RE: Extraordinary Claims Require Extraordinary Evidence
November 8, 2015 at 2:22 pm
(This post was last modified: November 8, 2015 at 3:00 pm by SteelCurtain.)
(November 8, 2015 at 12:55 pm)Esquilax Wrote:
Nope. Observation is a necessary, but not sufficient, condition for rationally justified belief. Obviously if you can't observe a phenomena in one way or another you have no way to detect it, but what we also need to recognize is that our observational capabilities are notoriously unreliable on their own; there are plenty of things we can observe that either are not true, in that the true scale of the phenomena is beyond our ability to comprehend personally (think of the flat Earth, revealed to be round when we gain the capacity to increase the scale of our observations) or turn out to have a cause that's different from the one we'd previously come to. Observation helps, but does not on its own demonstrate as much as you'd think. It's step one, really.
It seems that you are arguing against the level of knowledge, not observation. How did we determine that the earth was not flat? Did it include further observation?
Quote:I always find it odd that people make this argument. It's like... do you just think there's no answer to it? Because there is: you can test the efficacy of believing extraordinary claims on mundane evidence as an epistemological method, and see whether those beliefs turn out to be rationally justified or true in the end. From there, you'd have a good relief map of whether believing extraordinary claims on mundane evidence leads to true beliefs or false beliefs, on average. In fact, we already have a sample group for that: it's called all of human history. Our past is rife with people believing extraordinary claims based on mundane phenomena, and uniformly those phenomena have turned out to be, indeed, mundane. Thunder comes from the gods! ... Only no it doesn't, the explanation is mundane. That belief is wrong. Natural disasters are signs that the gods are angry! ... Only no, there's natural explanations for that too, that belief is wrong. Witches! ... Oh wait, not real. Miracles! ... Oh, hold on...
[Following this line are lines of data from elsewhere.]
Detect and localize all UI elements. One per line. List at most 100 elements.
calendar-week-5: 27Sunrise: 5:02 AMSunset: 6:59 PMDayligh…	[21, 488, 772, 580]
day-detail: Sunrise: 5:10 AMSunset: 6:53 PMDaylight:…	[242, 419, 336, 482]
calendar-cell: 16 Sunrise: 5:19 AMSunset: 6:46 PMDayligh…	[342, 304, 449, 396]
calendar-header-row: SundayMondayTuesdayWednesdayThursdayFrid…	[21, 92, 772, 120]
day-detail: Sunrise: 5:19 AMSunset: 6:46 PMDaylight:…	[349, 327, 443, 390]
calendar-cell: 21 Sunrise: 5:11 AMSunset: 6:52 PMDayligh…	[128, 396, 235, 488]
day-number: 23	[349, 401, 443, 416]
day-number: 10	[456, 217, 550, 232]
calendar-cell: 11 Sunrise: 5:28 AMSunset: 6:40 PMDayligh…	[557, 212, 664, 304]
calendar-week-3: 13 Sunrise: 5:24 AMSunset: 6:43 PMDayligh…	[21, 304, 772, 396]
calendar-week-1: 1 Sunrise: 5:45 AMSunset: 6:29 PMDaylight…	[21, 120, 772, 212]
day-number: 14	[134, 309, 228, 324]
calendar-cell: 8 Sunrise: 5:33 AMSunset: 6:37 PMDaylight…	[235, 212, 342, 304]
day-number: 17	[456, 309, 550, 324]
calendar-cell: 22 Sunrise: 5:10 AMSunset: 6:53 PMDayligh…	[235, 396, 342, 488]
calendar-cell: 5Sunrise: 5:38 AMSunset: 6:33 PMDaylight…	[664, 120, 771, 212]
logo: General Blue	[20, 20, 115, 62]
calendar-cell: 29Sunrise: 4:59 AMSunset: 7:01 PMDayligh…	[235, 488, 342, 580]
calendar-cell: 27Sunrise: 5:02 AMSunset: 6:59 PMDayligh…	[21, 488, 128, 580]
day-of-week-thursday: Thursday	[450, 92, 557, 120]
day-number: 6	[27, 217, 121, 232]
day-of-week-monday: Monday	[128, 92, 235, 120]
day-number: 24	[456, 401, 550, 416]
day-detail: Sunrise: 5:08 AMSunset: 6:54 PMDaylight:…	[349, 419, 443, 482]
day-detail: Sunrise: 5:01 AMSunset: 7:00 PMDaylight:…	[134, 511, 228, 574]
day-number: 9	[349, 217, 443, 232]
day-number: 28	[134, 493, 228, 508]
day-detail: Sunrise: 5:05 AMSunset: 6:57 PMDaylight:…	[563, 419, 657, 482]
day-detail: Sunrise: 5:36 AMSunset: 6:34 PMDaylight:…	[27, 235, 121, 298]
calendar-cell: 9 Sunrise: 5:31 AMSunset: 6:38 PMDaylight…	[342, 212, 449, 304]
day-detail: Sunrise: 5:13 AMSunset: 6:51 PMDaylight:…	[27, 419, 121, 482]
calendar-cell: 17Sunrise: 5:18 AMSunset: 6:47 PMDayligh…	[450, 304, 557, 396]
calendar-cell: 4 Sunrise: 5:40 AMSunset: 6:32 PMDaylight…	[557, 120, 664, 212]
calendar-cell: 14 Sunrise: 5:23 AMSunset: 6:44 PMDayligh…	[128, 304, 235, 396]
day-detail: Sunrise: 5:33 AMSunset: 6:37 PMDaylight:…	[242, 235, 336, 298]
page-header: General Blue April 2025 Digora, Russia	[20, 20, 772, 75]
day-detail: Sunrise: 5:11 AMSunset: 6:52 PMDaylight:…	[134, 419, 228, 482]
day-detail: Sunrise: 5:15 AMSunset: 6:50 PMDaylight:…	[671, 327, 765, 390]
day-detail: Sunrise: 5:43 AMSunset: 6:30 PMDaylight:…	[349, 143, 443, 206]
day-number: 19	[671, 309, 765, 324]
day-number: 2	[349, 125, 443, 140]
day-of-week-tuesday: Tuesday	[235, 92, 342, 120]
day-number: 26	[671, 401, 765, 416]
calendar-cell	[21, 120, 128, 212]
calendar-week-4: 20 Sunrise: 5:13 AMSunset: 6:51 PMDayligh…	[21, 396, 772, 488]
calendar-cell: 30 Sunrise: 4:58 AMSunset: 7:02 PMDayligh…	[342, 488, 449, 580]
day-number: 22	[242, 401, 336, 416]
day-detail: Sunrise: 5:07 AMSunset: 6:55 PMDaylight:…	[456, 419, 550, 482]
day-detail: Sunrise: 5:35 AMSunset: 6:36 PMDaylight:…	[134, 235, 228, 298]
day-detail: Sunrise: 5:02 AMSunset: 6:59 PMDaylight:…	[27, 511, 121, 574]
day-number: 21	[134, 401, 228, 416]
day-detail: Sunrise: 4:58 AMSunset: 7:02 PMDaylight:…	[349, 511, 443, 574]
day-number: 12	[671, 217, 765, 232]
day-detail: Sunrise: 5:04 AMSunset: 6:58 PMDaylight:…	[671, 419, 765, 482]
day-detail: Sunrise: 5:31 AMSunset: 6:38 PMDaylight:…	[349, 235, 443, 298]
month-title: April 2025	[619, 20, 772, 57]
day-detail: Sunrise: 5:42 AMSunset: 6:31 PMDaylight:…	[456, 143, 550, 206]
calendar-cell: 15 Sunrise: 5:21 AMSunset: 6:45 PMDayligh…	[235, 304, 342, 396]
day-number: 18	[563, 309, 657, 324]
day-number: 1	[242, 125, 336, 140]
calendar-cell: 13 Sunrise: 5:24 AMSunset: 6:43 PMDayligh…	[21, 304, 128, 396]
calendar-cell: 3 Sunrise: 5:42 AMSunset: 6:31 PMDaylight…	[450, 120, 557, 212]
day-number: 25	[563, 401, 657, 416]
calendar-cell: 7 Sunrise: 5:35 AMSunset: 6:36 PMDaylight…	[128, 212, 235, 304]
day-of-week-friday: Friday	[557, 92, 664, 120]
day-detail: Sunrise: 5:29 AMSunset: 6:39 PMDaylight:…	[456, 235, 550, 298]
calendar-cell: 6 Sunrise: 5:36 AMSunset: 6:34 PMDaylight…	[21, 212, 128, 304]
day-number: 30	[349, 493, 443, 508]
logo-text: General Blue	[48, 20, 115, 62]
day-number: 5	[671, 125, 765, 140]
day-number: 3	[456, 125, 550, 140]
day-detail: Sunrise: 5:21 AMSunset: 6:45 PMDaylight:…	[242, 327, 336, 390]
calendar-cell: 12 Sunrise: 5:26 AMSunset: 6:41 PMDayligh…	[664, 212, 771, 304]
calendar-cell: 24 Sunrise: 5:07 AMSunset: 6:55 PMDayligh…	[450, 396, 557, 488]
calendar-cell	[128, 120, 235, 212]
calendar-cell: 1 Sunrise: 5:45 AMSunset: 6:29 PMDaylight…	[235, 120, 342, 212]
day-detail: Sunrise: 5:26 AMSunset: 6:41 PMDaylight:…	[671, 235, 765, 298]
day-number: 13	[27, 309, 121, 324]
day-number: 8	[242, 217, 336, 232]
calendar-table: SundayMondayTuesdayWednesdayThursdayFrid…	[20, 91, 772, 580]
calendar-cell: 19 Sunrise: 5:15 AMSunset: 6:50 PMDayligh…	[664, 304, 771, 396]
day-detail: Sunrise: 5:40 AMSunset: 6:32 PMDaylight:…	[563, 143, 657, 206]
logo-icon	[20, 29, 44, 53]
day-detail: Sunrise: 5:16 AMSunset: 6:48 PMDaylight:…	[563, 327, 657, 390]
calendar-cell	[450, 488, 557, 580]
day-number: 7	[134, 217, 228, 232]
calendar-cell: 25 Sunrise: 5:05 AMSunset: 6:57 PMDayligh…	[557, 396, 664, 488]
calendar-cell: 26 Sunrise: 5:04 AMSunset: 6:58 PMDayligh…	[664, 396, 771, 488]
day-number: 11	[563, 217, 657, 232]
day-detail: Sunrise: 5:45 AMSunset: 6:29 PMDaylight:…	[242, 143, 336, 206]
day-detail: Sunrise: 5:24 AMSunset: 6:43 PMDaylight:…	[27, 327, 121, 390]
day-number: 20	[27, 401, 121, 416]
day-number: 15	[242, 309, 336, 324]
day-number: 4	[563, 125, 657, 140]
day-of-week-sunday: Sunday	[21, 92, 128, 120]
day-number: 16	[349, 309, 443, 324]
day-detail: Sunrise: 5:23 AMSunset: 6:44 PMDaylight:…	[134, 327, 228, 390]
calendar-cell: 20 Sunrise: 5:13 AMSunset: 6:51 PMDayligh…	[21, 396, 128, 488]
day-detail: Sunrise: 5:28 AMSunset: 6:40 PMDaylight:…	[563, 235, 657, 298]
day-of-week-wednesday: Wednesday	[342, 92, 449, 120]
Every single time an extraordinary belief has been proposed on the back of ordinary evidence, that belief has turned out to be wrong, and an ordinary cause has been found. Every. Single. Time. Holding extraordinary beliefs based on mundane evidence has a zero percent success rate, and this is evidence, the best evidence, that holding extraordinary beliefs like that inevitably leads to holding untrue beliefs. That proposed system is ineffective, and that's a trend, no anecdotes required.
I like how that in the first part of this reply, you are arguing against observation being sufficient. Then in the second part here, you appeal to observation, to support an outlandish claim and as the answer. Also, we could make similar claims, that every time science has been shown to be incorrect, that it has a 100% tract record of being shown as unreliable. (This is not an argument against science, but the reasoning behind your statement)
Again, I find that your argument and use of the word ordinary to be highly subjective. It is based on understanding, and as understanding increases, what was extraordinary becomes ordinary. Therefore the skeptic has the right to demand extraordinary evidence for whatever they choose.